Where should you put your money? This can be just a savings account.

I always recommend creating a separate savings account for this. You don’t want to mix up with your long-term savings goals or any other savings that you have going. At no point do you accidentally want to take ou the money you’ve saved so you’re in a bind for paying your taxes.

Your bank should let you set up multiple savings accounts. And in most cases, you won’t be charged for having that account open. You may just be charged for taking money out each month, usually after the first payment or two. This shouldn’t be a problem for your tax savings account, where you take the money out once a year to pay your taxes. Or however frequent you pay taxes.

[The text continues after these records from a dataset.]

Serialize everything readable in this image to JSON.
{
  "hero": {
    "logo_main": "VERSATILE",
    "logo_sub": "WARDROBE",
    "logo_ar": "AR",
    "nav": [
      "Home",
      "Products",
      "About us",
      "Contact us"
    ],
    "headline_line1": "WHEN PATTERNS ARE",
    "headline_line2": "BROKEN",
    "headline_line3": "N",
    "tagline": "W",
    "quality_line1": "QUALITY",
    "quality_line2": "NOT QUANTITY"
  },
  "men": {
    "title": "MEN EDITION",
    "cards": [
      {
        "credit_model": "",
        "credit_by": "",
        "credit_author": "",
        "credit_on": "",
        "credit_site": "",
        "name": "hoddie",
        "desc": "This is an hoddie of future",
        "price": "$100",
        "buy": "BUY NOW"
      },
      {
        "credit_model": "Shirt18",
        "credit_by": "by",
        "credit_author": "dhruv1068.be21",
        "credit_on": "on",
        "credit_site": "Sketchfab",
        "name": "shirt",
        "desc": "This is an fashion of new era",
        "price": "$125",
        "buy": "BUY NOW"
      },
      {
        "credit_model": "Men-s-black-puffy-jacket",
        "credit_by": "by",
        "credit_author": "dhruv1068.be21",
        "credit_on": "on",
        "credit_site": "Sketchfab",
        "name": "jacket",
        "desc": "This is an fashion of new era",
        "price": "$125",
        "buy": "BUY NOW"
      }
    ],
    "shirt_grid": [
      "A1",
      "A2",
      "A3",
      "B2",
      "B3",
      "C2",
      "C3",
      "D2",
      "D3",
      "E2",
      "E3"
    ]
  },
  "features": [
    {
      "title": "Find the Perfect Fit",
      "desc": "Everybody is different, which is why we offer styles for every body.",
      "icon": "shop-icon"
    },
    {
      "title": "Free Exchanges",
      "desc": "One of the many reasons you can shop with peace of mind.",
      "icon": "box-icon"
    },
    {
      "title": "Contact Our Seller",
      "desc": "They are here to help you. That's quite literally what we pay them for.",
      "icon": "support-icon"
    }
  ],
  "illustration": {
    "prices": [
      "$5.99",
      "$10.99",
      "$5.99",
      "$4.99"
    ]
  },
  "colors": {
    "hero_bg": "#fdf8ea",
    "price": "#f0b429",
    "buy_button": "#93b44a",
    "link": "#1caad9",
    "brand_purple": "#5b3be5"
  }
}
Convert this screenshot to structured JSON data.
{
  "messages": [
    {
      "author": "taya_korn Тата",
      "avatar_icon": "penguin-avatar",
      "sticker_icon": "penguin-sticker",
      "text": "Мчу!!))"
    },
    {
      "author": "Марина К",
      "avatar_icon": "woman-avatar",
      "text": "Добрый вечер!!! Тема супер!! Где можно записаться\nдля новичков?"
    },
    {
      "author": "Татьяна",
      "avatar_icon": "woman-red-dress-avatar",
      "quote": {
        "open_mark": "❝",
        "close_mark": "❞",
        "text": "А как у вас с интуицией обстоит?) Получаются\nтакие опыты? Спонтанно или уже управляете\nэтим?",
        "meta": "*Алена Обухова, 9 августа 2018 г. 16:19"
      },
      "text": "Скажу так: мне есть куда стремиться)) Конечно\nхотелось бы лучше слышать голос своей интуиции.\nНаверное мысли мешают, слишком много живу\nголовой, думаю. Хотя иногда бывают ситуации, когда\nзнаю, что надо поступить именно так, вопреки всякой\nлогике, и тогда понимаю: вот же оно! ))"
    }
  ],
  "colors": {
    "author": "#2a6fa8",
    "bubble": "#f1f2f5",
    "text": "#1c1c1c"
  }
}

You’ll want a separate account if you want to save up for business expenses. This could be if you’re saving up for a new computer or if you’re saving money for some software or your hosting. This is separate from tax savings. You also won’t take this as a deductible until you pay for whatever it is and you have your receipts.

How much to save for tax

What to do if you save too much for taxes

There are times that you may end up saving too much for your taxes. Your deductibles may have ended up higher than you initially thought. Or you may have rounded up or overestimated the percentage you needed to save.

That’s okay!

Saving too much is a good thing. You end up having a little bit of extra money at the end of the year.

Now you have a few choices. You could:

  • Keep the money in your tax savings account for a buffer
  • Put the money into your business savings account for a purchase
  • Put the money back into your spending account

Personally, I keep the money in the tax savings account for now for the buffer. Eventually, I’ll probably start putting it into the business savings account if the amount ends up too much.

The main focus right now is to not under save.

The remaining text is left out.